Наконец Горыня оправился от шока, и отшвырнул ее от себя. Вскочил на ноги, отряхнул грязь с кафтана, не спеша поднял кинжал. Опустился на одно колено перед распластавшейся на полу девушкой и занес для удара кинжал.
– Да он сошел с ума! – сказал Злоба и перехватил уже опускавшуюся руку княжича. Горыня попытался вырвать её, но великан стиснул его запястье мертвой хваткой. – Ваши семейные склоки всем до смерти надоели. Успокойся, княже. А то приду в ярость я. А это страшное зрелище, уж поверь мне.
Горыня ничего не ответил. Его глаза заплыли красной пеленой. Княжич в тот момент никого не слышал и вряд ли что-то понимал. Злоба отобрал у него кинжал, чуть не ставший орудием братоубийства, и, ухватившись за княжеский ворот своей широченной дланью, одной рукой, будто щенка, швырнул его на стол.

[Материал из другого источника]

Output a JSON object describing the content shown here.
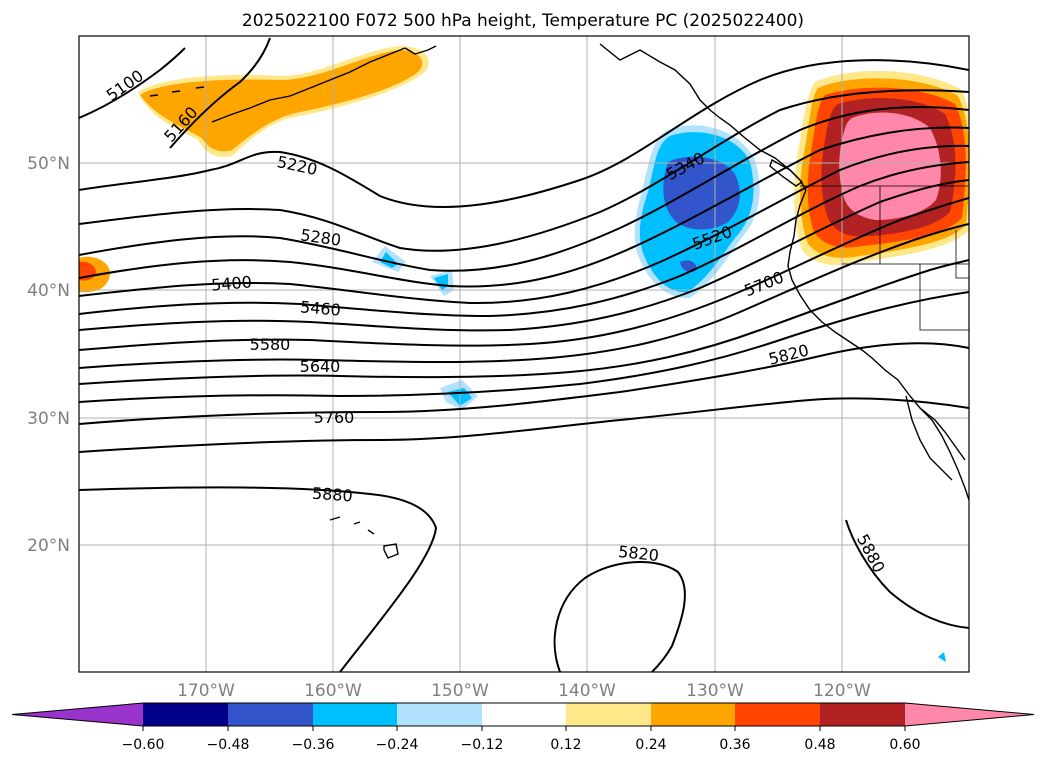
{
  "title": "2025022100 F072 500 hPa height, Temperature PC (2025022400)",
  "map": {
    "lat_labels": [
      "50°N",
      "40°N",
      "30°N",
      "20°N"
    ],
    "lon_labels": [
      "170°W",
      "160°W",
      "150°W",
      "140°W",
      "130°W",
      "120°W"
    ],
    "grid": true
  },
  "contour_labels": [
    "5100",
    "5160",
    "5220",
    "5280",
    "5340",
    "5400",
    "5460",
    "5520",
    "5580",
    "5640",
    "5700",
    "5760",
    "5820",
    "5820",
    "5880",
    "5880"
  ],
  "colorbar": {
    "ticks": [
      "−0.60",
      "−0.48",
      "−0.36",
      "−0.24",
      "−0.12",
      "0.12",
      "0.24",
      "0.36",
      "0.48",
      "0.60"
    ],
    "colors": [
      "#9933cc",
      "#00008b",
      "#3355cc",
      "#00bfff",
      "#b0e2ff",
      "#ffffff",
      "#ffe88a",
      "#ffa500",
      "#ff4500",
      "#b22222",
      "#ff88aa",
      "#ff88aa"
    ],
    "extend": "both"
  }
}
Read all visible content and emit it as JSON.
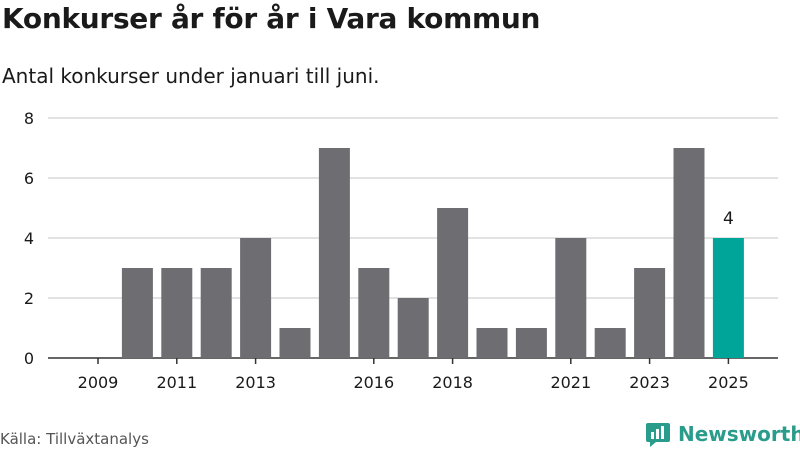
{
  "header": {
    "title": "Konkurser år för år i Vara kommun",
    "subtitle": "Antal konkurser under januari till juni."
  },
  "footer": {
    "source": "Källa: Tillväxtanalys",
    "brand": "Newsworthy"
  },
  "colors": {
    "bar": "#6e6d72",
    "highlight": "#00a59a",
    "grid": "#d9d9d9",
    "brand": "#2a9c8c"
  },
  "icons": {
    "brand_logo": "newsworthy-logo-icon"
  },
  "chart_data": {
    "type": "bar",
    "title": "Konkurser år för år i Vara kommun",
    "subtitle": "Antal konkurser under januari till juni.",
    "categories": [
      "2009",
      "2010",
      "2011",
      "2012",
      "2013",
      "2014",
      "2015",
      "2016",
      "2017",
      "2018",
      "2019",
      "2020",
      "2021",
      "2022",
      "2023",
      "2024",
      "2025"
    ],
    "values": [
      0,
      3,
      3,
      3,
      4,
      1,
      7,
      3,
      2,
      5,
      1,
      1,
      4,
      1,
      3,
      7,
      4
    ],
    "x_tick_labels": [
      "2009",
      "2011",
      "2013",
      "2016",
      "2018",
      "2021",
      "2023",
      "2025"
    ],
    "y_ticks": [
      0,
      2,
      4,
      6,
      8
    ],
    "ylim": [
      0,
      8
    ],
    "highlight_category": "2025",
    "highlight_label": "4",
    "grid": true,
    "legend": "none"
  }
}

– Вяжите его, ребяты. А то, не ровён час, все лишимся по его милости головы.
– Не надо, – сказал Девятко и подошел к столу. Горыня лежал на боку, потирая ушибленную голову, и был похож на человека, очнувшегося от долгого сна. Их взгляды встретились.
– Что смотришь? – презрительно прошипел княжич.